I guess you could also use it in a monolingual bot, perhaps as a way to use several specialised NLU models?
- Train separate NLU only models
- Implement chooser code, using
tests/chooser_code.py
as a guide (more documentation coming soon) - Write a config file, using the one in the
examples
directory as a guide (more documentation coming soon). - Run the server with
rh serve nlu <config_path>
As far as I'm aware, no.
The Rasa agent only sends the message text, the conversation ID, and the sender ID to the NLU server.
This means the NLU server won't have access to the slot values, the previous turns of the conversation, or anything like that.

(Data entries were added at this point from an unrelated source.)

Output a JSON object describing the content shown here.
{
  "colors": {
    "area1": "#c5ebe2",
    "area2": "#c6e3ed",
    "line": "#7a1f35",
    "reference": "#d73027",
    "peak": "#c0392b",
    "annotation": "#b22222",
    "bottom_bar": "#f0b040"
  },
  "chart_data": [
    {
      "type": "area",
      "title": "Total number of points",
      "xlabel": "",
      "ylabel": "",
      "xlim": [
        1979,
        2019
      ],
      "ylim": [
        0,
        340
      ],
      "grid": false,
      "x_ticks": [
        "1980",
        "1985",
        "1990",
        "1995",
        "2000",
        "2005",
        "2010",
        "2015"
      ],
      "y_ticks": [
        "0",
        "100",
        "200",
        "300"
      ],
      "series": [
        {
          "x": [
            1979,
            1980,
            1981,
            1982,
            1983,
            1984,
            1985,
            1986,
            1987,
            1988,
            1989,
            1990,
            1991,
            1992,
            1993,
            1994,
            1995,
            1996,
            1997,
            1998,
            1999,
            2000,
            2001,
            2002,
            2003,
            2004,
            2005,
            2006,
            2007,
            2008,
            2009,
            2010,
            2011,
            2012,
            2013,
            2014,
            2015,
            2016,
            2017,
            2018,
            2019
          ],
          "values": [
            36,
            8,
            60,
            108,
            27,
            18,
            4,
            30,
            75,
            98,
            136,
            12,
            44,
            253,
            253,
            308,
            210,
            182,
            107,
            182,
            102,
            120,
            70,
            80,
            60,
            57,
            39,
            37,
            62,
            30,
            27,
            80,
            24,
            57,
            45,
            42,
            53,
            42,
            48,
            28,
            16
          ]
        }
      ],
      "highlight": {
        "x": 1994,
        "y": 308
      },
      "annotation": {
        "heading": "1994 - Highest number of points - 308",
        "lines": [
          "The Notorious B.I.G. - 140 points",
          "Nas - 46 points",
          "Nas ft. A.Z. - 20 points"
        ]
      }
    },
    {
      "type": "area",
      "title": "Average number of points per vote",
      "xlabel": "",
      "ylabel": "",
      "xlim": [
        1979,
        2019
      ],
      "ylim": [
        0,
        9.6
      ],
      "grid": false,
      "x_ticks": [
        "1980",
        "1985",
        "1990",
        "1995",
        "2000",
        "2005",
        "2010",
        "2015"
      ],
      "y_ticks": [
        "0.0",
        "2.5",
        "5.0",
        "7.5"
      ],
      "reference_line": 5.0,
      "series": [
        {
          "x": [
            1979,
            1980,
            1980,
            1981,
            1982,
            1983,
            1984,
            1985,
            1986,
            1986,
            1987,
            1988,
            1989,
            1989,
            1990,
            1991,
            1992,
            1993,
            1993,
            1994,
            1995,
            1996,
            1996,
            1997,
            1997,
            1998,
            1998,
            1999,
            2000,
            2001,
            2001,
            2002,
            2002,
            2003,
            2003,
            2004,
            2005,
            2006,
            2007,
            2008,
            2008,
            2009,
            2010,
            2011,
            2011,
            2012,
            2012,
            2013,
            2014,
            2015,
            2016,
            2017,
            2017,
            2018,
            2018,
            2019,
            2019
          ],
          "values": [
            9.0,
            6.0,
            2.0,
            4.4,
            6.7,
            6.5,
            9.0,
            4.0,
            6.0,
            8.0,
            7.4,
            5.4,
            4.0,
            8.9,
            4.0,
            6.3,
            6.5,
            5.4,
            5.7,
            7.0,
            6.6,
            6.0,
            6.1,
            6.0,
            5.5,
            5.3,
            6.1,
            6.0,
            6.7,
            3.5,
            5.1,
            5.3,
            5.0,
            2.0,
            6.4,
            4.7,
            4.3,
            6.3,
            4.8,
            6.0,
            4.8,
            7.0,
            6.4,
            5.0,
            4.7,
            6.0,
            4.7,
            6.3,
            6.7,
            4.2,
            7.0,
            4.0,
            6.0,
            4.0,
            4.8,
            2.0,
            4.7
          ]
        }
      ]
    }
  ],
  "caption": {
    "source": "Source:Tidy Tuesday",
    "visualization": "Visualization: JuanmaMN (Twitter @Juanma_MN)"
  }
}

- Add the following to your Rasa
endpoints.yml
file, replacing the port according to your preference:
nlg:
url: "http://localhost:6001/nlg"
nlu:
url: "http://localhost:6001/model/parse"
- Create separate response files, one per language
- Train one NLU model per language, and a single Core model for all languages
- Implement a language identification (LI) model to predict which model to use
- Write a small module which
- loads the language identification model
- provides
rasa_helpers
with a function to call the model
- Write the config file (one config file for both NLU and NLG)
- Run the server
rh serve all <config_path>
When a message arrives to the NLU server:
- The language of the message is predicted
- The corresponding NLU model is used to predict intent and entities
- The NLU server sends back the model's response to the agent, but adds the prediction of the LI model as a zero-width entity
Step 3 amends the response to be sent so that the NLG server knows which set of responses it must draw the response from. This is done as an entity because the response expected by the agent only contains:
- The message text
- The intent predicted (and confidence)
- The intent ranking
- The entities predicted
Once this is done, the next action to take will be predicted by the Core model, and finally the NLG server will be contacted when retrieving responses.
The NLG server will find the LI model prediction stored in the latest message's entities, and use that to select the correct set of responses.